I have serious problems with several popular government economic numbers.  The first of these is the unemployment rate, which several studies have clearly demonstrated under-report the degree of US unemployment.  The second of these is the inflation number.   My own experience simply buying and selling goods over the last few years combined with evidence from the financial press adds up to suspicion.  After doing some digging on the internet, I realize my concerns are well-founded.  The core CPI number has serious flaws that understate inflation, largely because it does not include health insurance premiums and the appreciation of house prices.
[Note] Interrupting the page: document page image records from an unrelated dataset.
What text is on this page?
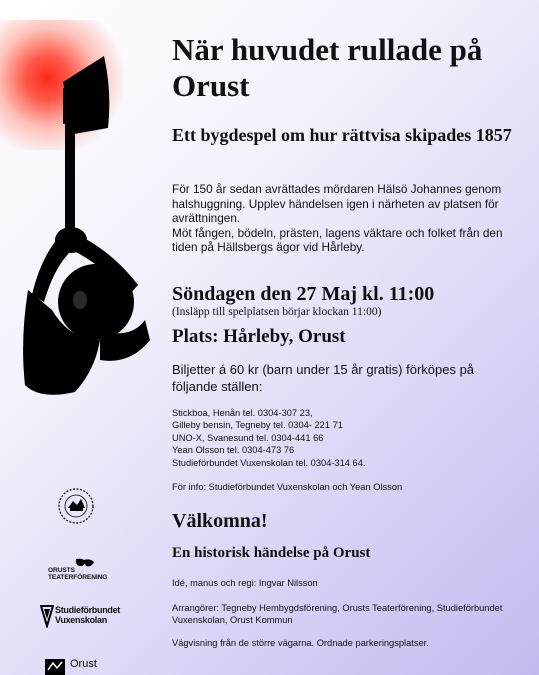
När huvudet rullade på Orust
Ett bygdespel om hur rättvisa skipades 1857

För 150 år sedan avrättades mördaren Hälsö Johannes genom halshuggning. Upplev händelsen igen i närheten av platsen för avrättningen.
Möt fången, bödeln, prästen, lagens väktare och folket från den tiden på Hällsbergs ägor vid Hårleby.

Söndagen den 27 Maj kl. 11:00

(Insläpp till spelplatsen börjar klockan 11:00)

Plats: Hårleby, Orust

Biljetter á 60 kr (barn under 15 år gratis) förköpes på följande ställen:

Stickboa, Henån tel. 0304-307 23,
Gilleby bensin, Tegneby tel. 0304- 221 71
UNO-X, Svanesund tel. 0304-441 66
Yean Olsson tel. 0304-473 76
Studieförbundet Vuxenskolan tel. 0304-314 64.

För info: Studieförbundet Vuxenskolan och Yean Olsson

Välkomna!

En historisk händelse på Orust

Idé, manus och regi: Ingvar Nilsson

Arrangörer: Tegneby Hembygdsförening, Orusts Teaterförening, Studieförbundet Vuxenskolan, Orust Kommun

Vägvisning från de större vägarna. Ordnade parkeringsplatser.

ORUSTS
TEATERFÖRENING
Studieförbundet
Vuxenskolan
Orust
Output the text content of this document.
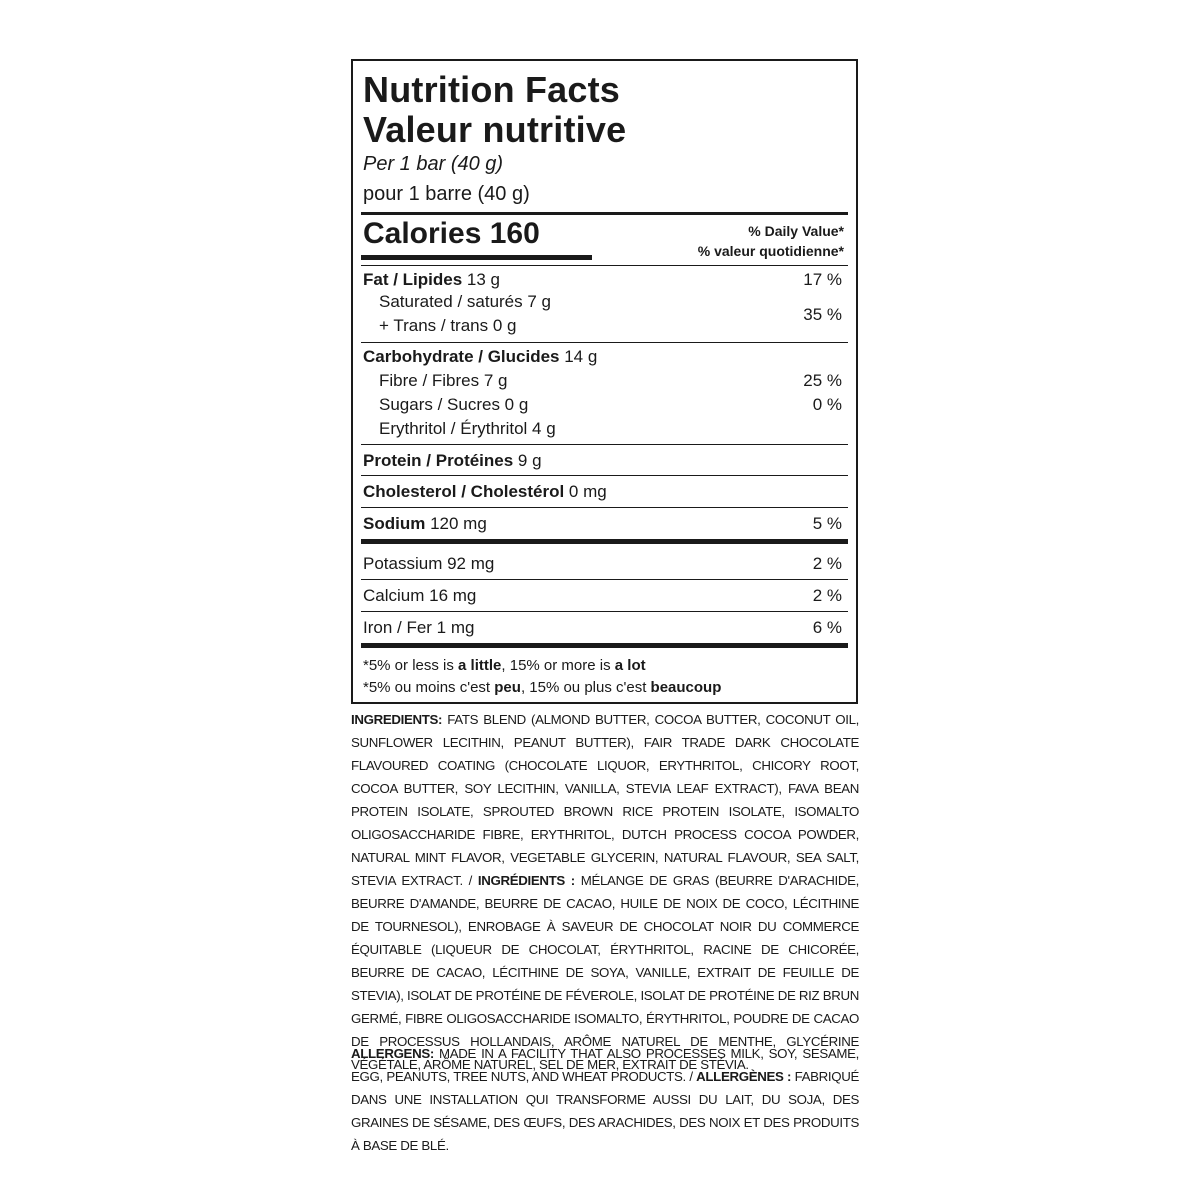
Nutrition Facts
Valeur nutritive
Per 1 bar (40 g)
pour 1 barre (40 g)
Calories 160	% Daily Value*
% valeur quotidienne*
Fat / Lipides 13 g	17 %
Saturated / saturés 7 g
35 %
+ Trans / trans 0 g
Carbohydrate / Glucides 14 g
Fibre / Fibres 7 g	25 %
Sugars / Sucres 0 g	0 %
Erythritol / Érythritol 4 g
Protein / Protéines 9 g
Cholesterol / Cholestérol 0 mg
Sodium 120 mg	5 %
Potassium 92 mg	2 %
Calcium 16 mg	2 %
Iron / Fer 1 mg	6 %
*5% or less is a little, 15% or more is a lot
*5% ou moins c'est peu, 15% ou plus c'est beaucoup
INGREDIENTS: FATS BLEND (ALMOND BUTTER, COCOA BUTTER, COCONUT OIL, SUNFLOWER LECITHIN, PEANUT BUTTER), FAIR TRADE DARK CHOCOLATE FLAVOURED COATING (CHOCOLATE LIQUOR, ERYTHRITOL, CHICORY ROOT, COCOA BUTTER, SOY LECITHIN, VANILLA, STEVIA LEAF EXTRACT), FAVA BEAN PROTEIN ISOLATE, SPROUTED BROWN RICE PROTEIN ISOLATE, ISOMALTO OLIGOSACCHARIDE FIBRE, ERYTHRITOL, DUTCH PROCESS COCOA POWDER, NATURAL MINT FLAVOR, VEGETABLE GLYCERIN, NATURAL FLAVOUR, SEA SALT, STEVIA EXTRACT. / INGRÉDIENTS : MÉLANGE DE GRAS (BEURRE D'ARACHIDE, BEURRE D'AMANDE, BEURRE DE CACAO, HUILE DE NOIX DE COCO, LÉCITHINE DE TOURNESOL), ENROBAGE À SAVEUR DE CHOCOLAT NOIR DU COMMERCE ÉQUITABLE (LIQUEUR DE CHOCOLAT, ÉRYTHRITOL, RACINE DE CHICORÉE, BEURRE DE CACAO, LÉCITHINE DE SOYA, VANILLE, EXTRAIT DE FEUILLE DE STEVIA), ISOLAT DE PROTÉINE DE FÉVEROLE, ISOLAT DE PROTÉINE DE RIZ BRUN GERMÉ, FIBRE OLIGOSACCHARIDE ISOMALTO, ÉRYTHRITOL, POUDRE DE CACAO DE PROCESSUS HOLLANDAIS, ARÔME NATUREL DE MENTHE, GLYCÉRINE VÉGÉTALE, ARÔME NATUREL, SEL DE MER, EXTRAIT DE STÉVIA.
ALLERGENS: MADE IN A FACILITY THAT ALSO PROCESSES MILK, SOY, SESAME, EGG, PEANUTS, TREE NUTS, AND WHEAT PRODUCTS. / ALLERGÈNES : FABRIQUÉ DANS UNE INSTALLATION QUI TRANSFORME AUSSI DU LAIT, DU SOJA, DES GRAINES DE SÉSAME, DES ŒUFS, DES ARACHIDES, DES NOIX ET DES PRODUITS À BASE DE BLÉ.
Prior to 1982, the housing cost numbers were based upon what you actually spent for the house and the related mortgage. After 1982, the Bureau of Labor Statistics (BLS) began to use an imputed number. They now use what is known as “owners’ equivalent rent of primary residence” for the housing portion of the CPI. This is based on an economic theory that says that homeowners are essentially leasing the houses from themselves and paying implied rent for that service.
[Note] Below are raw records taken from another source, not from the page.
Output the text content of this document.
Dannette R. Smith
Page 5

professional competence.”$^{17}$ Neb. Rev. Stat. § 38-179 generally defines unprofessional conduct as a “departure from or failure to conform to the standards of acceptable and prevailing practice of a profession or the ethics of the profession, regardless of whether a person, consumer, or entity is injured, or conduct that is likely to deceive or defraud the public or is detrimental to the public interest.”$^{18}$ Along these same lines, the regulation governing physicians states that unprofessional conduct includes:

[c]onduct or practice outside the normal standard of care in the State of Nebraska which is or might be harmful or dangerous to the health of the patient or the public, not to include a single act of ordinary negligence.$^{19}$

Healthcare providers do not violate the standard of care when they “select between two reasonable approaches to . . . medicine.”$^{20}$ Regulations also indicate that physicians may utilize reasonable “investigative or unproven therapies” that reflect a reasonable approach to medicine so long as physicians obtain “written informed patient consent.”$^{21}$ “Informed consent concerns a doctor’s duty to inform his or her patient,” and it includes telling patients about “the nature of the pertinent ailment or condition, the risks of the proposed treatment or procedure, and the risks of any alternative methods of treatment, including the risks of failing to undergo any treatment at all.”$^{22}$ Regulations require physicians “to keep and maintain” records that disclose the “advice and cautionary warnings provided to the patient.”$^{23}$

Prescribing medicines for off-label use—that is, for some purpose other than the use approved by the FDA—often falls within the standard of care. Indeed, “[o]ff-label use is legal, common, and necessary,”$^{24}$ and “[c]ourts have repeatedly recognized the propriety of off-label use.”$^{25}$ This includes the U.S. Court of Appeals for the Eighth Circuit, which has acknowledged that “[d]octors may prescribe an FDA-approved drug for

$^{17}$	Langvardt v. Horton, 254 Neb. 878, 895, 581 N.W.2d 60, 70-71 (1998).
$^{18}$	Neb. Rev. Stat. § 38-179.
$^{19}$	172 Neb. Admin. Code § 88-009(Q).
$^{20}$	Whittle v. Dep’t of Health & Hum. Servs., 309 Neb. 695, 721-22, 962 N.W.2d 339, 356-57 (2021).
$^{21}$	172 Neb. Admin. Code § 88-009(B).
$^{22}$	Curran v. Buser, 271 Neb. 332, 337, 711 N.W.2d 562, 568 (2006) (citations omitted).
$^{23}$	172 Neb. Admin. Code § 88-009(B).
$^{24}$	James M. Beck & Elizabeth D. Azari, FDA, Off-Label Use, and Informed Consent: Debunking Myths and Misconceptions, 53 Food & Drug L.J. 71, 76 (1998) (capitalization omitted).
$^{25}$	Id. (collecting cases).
In theory, they are trying to figure out what it would cost you to rent your home. There’s actually a rational reason for doing this and we will talk about that in a minute, but first let’s look at the numbers.

Why are these imputed rents so low? Dean Baker tells us, “The main factor holding down shelter costs is the overbuilding associated with the housing bubble. This has led to record nationwide rental vacancy rates, which is putting downward pressure on rental prices in many of the areas with the biggest bubbles in housing prices. For example, rents in the New York City area rose by just 1.9 percent over the last year. They rose by 1.8 percent in Tampa, Florida and by just 0.3 percent in both Boston and San Francisco. (This is the inflation rate for the owners’ equivalent rent index, which strips out utility prices.)”

How much does using imputed rent affect the CPI? Bill King wrote a few months ago, “In the Q1 GDP data, the US government has housing prices up only 1.1%, yet industry data shows double digit gains. And this week the June existing home sales data shows a 14.7% increase in the median house price. The BLS has ‘owners’ equivalent rent of primary residence’ up only 2.2%.

Since 1982, the housing component of CPI has not included the actual cost of houses.  Simply eyeballing this chart from Prudent Bear indicates the average price of homes sold increased from $180,000 in January 2002 to just below $260,000 in mid-year 2005.  That’s a hefty increase to not include in a price index.

Also of particular interest is the housing bubble’s effect on the CPI numbers.  Because of overbuilding, rents are not escalating nearly as much as the actual price of the underlying property.  In other words, the housing bubble is helping to understate CPI.

Health Insurance

According to the BLS’ website:

The CPI does not publish a health insurance index, although BLS is testing its feasibility with an experimental index. The weights in the CPI do not include employer-paid health insurance premiums or tax-funded health care such as Medicare Part A and Medicaid. Currently, the index employs an indirect method for measuring price changes for health insurance premiums. Under this indirect method, the medical care index will not be affected by changes in policy characteristics, such as modifications to policy benefits and utilization changes. The approach implicitly assumes that the level of service from individual carriers is strictly a function of benefits paid. While other components may affect the index, such as more convenient claims handling or a 24-hour nurse line, their effects are probably small. This indirect approach factors medical insurance premiums into two parts:

Changes in the prices of medical care items covered by health insurance policies

Changes in the cost of administering policies, maintaining reserves and, as appropriate, profits.

Most expenditure for health insurance goes to the first item above, and reflects insurers’ payments for medical treatments. The CPI allocates this portion to the indexes that account for medical care items (i.e. physicians’ services). Thus, the weights for most of MCS indexes reflect out-of-pocket expenditures plus allocated health insurance benefit payments. (It is for this reason that provider’s reimbursements from insurance companies are valid prices for the CPI’s MCS indexes.)

Let’s backtrack through the above paragraph.  

First, they don’t have a health insurance index.  Here’s a big problem.  If this was a small expense, there wouldn’t be a problem.  However, health insurance is a large expense for most Americans.  According to the most recent Kaiser Health survey, the average family yearly premium $2713.  This is one of the largest expenses facing the average American family.  And it’s cost has increased dramatically over the last 5 years.

Secondly, The weights in the CPI do not include employer-paid health insurance premiums.  Here lies another problem.  According to this Kaiser Health survey, health insurance premiums increased 10.9%, 12.9%, 13,9% and 11.2% and 9.2% in 2000-2005, respectively.  Additionally, the average annual premiums for covered workers in 2005 was $10,880.  In other words, this is a large expense the CPI does not consider.

So, two large expense are not included in the national CPI numbers.

So, what is the actual CPI?  I don’t know.  But I feel comfortable in saying it’s higher than reported by the BLS in their CPI numbers.